Re-Sounding South India: B. Balasubrahmaniyan and David Nelson

April Indian Final

David and Balu

The Artists

Balasubrahmaniyan, voice, is an emerging master of Karnatak singing. He began music lessons with his father, D. Balraj, and subsequently studied under several teachers, including T. Brinda and T. Viswanathan. Balasubrahmaniyan has collected numerous first-place prizes for vocal music from a range of musical organizations. These include “Tamil Isaipannar,” from the Tamil Isai Mandram Society (1997) and the “Yuvakala Bharati” award from the Bharat Kalachar Cultural Center (2000). He is a regular performer on All India Radio and Doordarshan television, and for the past three years has been invited to perform solo concerts at the St. Thyagaraja Aradhana music festival in Cleveland, Ohio. He holds a Ph.D. in Music from the University of Madras. He is Adjunct Assistant Professor in Music at Wesleyan University in Middletown, Connecticut.

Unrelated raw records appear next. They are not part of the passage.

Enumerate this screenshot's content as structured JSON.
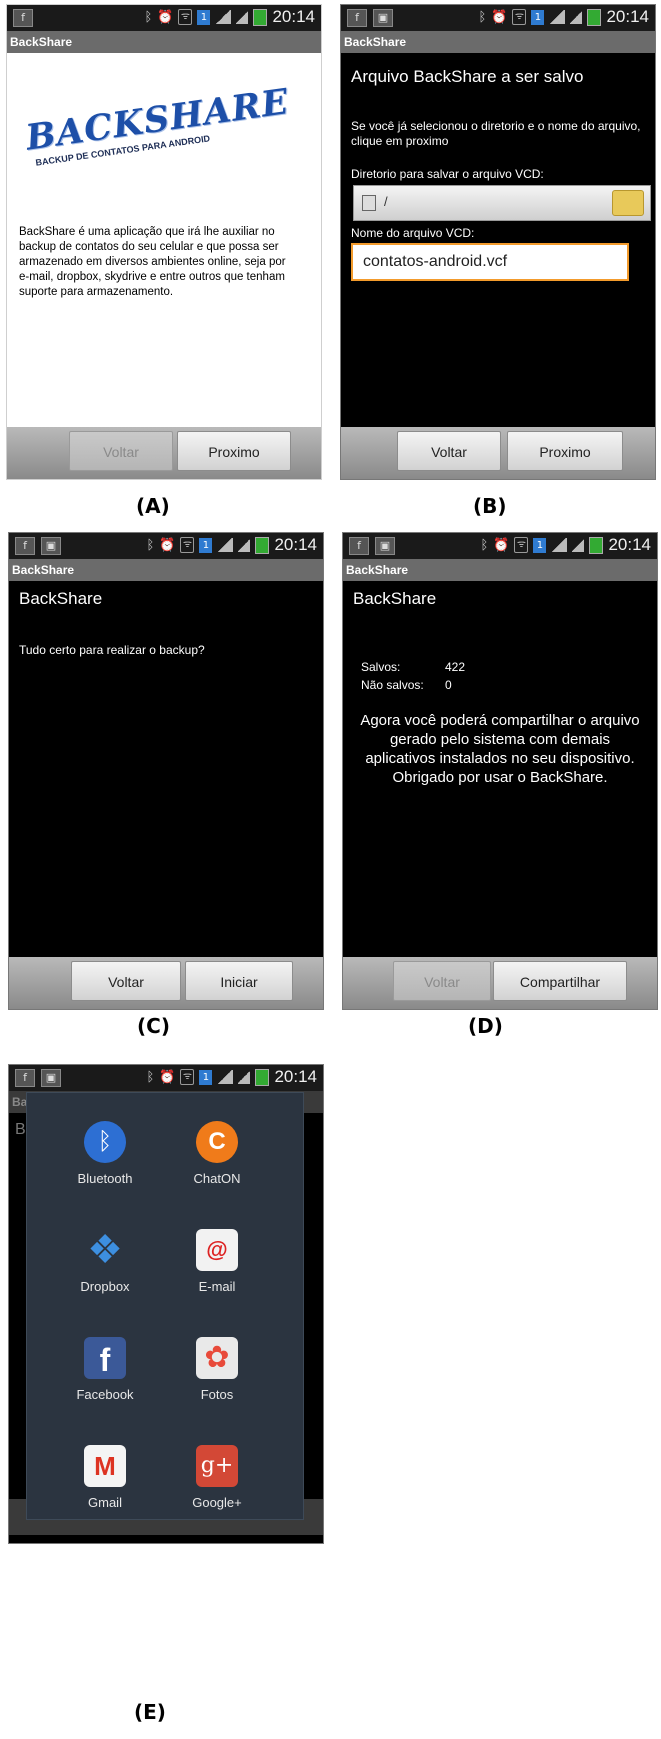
{
  "common": {
    "time": "20:14",
    "app_title": "BackShare",
    "sim_label": "1"
  },
  "screenA": {
    "panel_label": "(A)",
    "logo_title": "BACKSHARE",
    "logo_subtitle": "BACKUP DE CONTATOS PARA ANDROID",
    "description": "BackShare é uma aplicação que irá lhe auxiliar no backup de contatos do seu celular e que possa ser armazenado em diversos ambientes online, seja por e-mail, dropbox, skydrive e entre outros que tenham suporte para armazenamento.",
    "back_label": "Voltar",
    "next_label": "Proximo"
  },
  "screenB": {
    "panel_label": "(B)",
    "heading": "Arquivo BackShare a ser salvo",
    "instruction": "Se você já selecionou o diretorio e o nome do arquivo, clique em proximo",
    "dir_label": "Diretorio para salvar o arquivo VCD:",
    "dir_value": "/",
    "name_label": "Nome do arquivo VCD:",
    "name_value": "contatos-android.vcf",
    "back_label": "Voltar",
    "next_label": "Proximo"
  },
  "screenC": {
    "panel_label": "(C)",
    "heading": "BackShare",
    "question": "Tudo certo para realizar o backup?",
    "back_label": "Voltar",
    "start_label": "Iniciar"
  },
  "screenD": {
    "panel_label": "(D)",
    "heading": "BackShare",
    "saved_label": "Salvos:",
    "saved_value": "422",
    "not_saved_label": "Não salvos:",
    "not_saved_value": "0",
    "message": "Agora você poderá compartilhar o arquivo gerado pelo sistema com demais aplicativos instalados no seu dispositivo. Obrigado por usar o BackShare.",
    "back_label": "Voltar",
    "share_label": "Compartilhar"
  },
  "screenE": {
    "panel_label": "(E)",
    "behind_title": "Ba",
    "behind_heading": "B",
    "items": [
      {
        "label": "Bluetooth",
        "icon": "bluetooth-icon",
        "glyph": "ᛒ"
      },
      {
        "label": "ChatON",
        "icon": "chaton-icon",
        "glyph": "C"
      },
      {
        "label": "Dropbox",
        "icon": "dropbox-icon",
        "glyph": "❖"
      },
      {
        "label": "E-mail",
        "icon": "email-icon",
        "glyph": "@"
      },
      {
        "label": "Facebook",
        "icon": "facebook-icon",
        "glyph": "f"
      },
      {
        "label": "Fotos",
        "icon": "photos-icon",
        "glyph": "✿"
      },
      {
        "label": "Gmail",
        "icon": "gmail-icon",
        "glyph": "M"
      },
      {
        "label": "Google+",
        "icon": "googleplus-icon",
        "glyph": "g+"
      }
    ]
  }
}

David Nelson, mridangam, has been performing and teaching South Indian drumming since 1975. From his principal teacher, the renowned T. Ranganathan, he learned to accompany a wide range of styles, including Bharata Natyam, South India’s classical dance. He has a Ph.D. in Ethnomusicology from Wesleyan University, where he is Adjunct Assistant Professor in South Indian drumming. He has accompanied well-known artists throughout the United States, Europe, India, and China. He has also written extensively on South Indian drumming, including a major article in the Garland Encyclopedia of World Music. His latest book, Solkattu Manual: an Introduction to the Rhythmic Language of South Indian Music, was published by Wesleyan University Press in 2008. In 2013 he was awarded the title Kala Seva Mani at the Cleveland Thyagaraja Festival.

 

Historical Connections

Balu and David have worked extensively with recordings made by their principal teachers T. Brinda and T. Viswanathan (Balu) and T. Ranganathan (David). At a recent Navaratri concert at Wesleyan they featured a performance of a ragam-tanam-pallavi first performed at Wesleyan by Viswanathan and Ranganathan in 1972. Their performances are deeply influenced by their teachers’ example as artist and teachers.